The Effects of Radiation and Dose-Fractionation on Cancer and Non-Tumor Disease Development
International Journal of Environmental Research and Public Health, 2012
The Janus series of radiation experiments, conducted from 1970 to 1992, explored the effects of gamma and neutron radiation on animal lifespan and disease development. Data from these experiments presents an opportunity to conduct a large scale analysis of both tumor and non-tumor disease development.

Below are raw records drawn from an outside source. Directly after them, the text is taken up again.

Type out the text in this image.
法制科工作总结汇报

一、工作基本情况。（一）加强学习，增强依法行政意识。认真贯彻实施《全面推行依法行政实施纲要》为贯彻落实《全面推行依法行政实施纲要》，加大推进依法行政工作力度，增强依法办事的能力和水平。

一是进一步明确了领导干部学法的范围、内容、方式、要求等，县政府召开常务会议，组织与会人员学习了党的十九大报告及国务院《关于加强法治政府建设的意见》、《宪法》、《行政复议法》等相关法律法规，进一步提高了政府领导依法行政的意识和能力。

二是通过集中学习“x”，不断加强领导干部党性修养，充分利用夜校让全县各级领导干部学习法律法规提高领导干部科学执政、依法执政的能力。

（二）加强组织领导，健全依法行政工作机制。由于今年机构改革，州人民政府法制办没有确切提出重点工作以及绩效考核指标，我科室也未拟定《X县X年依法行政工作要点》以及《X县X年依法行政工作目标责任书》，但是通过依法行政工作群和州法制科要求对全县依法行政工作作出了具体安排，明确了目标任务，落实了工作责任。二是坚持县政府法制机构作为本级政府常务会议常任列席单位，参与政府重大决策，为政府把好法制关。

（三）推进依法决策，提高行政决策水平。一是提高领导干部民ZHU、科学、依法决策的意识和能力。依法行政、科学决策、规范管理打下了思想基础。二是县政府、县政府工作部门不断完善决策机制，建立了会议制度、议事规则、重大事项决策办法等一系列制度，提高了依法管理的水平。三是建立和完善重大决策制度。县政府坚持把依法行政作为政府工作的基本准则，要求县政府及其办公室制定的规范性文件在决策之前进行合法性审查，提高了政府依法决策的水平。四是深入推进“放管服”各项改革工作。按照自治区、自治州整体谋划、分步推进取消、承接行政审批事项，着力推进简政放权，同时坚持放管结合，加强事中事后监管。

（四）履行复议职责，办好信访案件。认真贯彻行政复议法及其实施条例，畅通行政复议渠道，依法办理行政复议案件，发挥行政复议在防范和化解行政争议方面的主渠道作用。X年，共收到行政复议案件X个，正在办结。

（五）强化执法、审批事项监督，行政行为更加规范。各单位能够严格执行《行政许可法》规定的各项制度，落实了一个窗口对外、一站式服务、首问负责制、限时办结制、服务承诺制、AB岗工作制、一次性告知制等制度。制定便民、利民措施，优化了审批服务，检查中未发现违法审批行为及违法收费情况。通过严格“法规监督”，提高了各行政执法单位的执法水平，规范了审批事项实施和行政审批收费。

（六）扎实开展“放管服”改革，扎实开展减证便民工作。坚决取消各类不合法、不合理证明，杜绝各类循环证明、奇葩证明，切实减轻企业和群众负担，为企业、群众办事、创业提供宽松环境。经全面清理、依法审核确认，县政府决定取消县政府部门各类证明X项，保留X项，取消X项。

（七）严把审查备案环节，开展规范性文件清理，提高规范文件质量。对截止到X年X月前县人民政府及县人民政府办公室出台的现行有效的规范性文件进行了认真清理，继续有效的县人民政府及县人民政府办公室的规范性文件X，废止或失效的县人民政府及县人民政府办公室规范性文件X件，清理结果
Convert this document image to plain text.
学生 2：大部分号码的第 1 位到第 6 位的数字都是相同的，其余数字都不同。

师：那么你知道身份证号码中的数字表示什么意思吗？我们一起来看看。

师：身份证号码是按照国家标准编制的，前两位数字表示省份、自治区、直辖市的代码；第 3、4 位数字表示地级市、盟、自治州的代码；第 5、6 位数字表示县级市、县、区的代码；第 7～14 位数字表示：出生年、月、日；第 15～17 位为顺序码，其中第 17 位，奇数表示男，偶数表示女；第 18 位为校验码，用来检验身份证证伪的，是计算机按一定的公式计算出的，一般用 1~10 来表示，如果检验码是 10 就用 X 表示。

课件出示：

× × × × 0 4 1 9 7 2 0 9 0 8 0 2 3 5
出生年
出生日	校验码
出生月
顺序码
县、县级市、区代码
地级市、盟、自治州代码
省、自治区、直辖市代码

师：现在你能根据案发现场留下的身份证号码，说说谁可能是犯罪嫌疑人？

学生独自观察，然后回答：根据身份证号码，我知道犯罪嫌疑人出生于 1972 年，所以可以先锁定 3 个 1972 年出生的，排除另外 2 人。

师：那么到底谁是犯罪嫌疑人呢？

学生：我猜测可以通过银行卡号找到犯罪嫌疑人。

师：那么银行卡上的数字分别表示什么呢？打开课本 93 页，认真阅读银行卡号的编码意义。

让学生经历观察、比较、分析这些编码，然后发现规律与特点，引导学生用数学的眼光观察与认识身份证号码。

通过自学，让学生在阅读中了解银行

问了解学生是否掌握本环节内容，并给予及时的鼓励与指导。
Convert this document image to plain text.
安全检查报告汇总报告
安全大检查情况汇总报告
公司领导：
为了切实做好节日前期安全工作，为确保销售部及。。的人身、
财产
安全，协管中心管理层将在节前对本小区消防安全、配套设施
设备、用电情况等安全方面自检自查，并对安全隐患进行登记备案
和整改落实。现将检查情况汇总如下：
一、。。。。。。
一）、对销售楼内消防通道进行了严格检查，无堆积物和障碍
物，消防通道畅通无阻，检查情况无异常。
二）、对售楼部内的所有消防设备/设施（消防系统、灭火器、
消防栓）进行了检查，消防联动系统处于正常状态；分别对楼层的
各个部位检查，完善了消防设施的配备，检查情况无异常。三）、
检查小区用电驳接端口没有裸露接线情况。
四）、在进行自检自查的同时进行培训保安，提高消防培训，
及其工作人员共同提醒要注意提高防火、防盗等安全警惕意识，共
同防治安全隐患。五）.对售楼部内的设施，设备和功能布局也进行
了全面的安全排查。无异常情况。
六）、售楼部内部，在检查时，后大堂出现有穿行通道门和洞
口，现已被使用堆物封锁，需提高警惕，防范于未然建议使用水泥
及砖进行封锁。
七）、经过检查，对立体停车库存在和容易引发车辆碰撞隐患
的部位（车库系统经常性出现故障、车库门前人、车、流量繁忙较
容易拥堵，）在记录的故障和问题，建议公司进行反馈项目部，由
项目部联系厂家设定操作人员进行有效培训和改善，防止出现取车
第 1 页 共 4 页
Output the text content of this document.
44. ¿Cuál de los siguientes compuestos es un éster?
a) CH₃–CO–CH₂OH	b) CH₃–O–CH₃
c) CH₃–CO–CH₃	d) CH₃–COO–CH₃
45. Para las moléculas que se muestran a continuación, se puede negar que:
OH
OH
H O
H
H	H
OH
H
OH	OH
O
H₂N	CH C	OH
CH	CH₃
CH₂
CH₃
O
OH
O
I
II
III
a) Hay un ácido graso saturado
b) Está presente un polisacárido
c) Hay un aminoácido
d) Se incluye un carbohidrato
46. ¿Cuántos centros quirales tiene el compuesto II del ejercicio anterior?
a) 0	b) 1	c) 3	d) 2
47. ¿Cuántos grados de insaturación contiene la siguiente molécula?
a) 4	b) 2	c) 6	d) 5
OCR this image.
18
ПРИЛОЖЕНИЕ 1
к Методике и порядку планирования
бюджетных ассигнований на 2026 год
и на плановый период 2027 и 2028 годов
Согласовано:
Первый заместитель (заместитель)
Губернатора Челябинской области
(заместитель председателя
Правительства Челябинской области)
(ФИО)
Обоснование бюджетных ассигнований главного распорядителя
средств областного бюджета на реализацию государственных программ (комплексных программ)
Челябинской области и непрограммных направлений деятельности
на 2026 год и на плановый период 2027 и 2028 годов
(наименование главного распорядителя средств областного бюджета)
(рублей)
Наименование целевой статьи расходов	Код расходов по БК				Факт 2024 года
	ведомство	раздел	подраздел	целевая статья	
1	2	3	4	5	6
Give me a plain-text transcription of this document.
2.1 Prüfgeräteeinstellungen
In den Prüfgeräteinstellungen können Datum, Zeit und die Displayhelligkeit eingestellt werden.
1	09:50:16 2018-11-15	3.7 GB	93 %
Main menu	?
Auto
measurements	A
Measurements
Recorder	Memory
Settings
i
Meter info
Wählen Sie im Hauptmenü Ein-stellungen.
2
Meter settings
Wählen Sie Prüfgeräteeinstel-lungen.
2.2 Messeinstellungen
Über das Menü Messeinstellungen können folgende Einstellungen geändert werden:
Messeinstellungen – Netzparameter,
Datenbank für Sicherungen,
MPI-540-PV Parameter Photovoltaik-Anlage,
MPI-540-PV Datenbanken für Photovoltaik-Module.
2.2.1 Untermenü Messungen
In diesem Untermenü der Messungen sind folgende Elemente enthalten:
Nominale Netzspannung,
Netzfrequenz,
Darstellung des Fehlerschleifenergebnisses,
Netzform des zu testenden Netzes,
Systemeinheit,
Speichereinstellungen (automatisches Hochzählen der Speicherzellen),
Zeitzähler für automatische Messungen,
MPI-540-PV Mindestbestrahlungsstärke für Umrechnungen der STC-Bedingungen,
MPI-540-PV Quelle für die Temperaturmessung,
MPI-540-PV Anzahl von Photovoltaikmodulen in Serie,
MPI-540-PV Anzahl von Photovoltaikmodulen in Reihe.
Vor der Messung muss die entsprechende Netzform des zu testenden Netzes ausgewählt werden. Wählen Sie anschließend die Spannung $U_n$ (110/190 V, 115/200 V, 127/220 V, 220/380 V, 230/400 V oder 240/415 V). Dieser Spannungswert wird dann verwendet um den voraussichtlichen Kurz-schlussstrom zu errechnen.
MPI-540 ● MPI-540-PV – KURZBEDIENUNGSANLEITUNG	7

This work was focused on a subset of animals from the Janus series of experiments, comparing acute or fractionated exposures of gamma or neutron radiation on the hazards associated with the development of tumor and non-tumor diseases of the liver, lung, kidney or vascular system. This study also examines how the co-occurrence of non-tumor diseases may affect tumor-associated hazards. While exposure to radiation increases the hazard of dying with tumor and non-tumor diseases, dose fractionation modulates these hazards, which varies across different organ systems. Finally, the effect that concurrent non-cancer diseases have on the hazard of dying with a tumor also differs by organ system. These results highlight the complexity in the effects of radiation on the liver, lung, kidney and vascular system.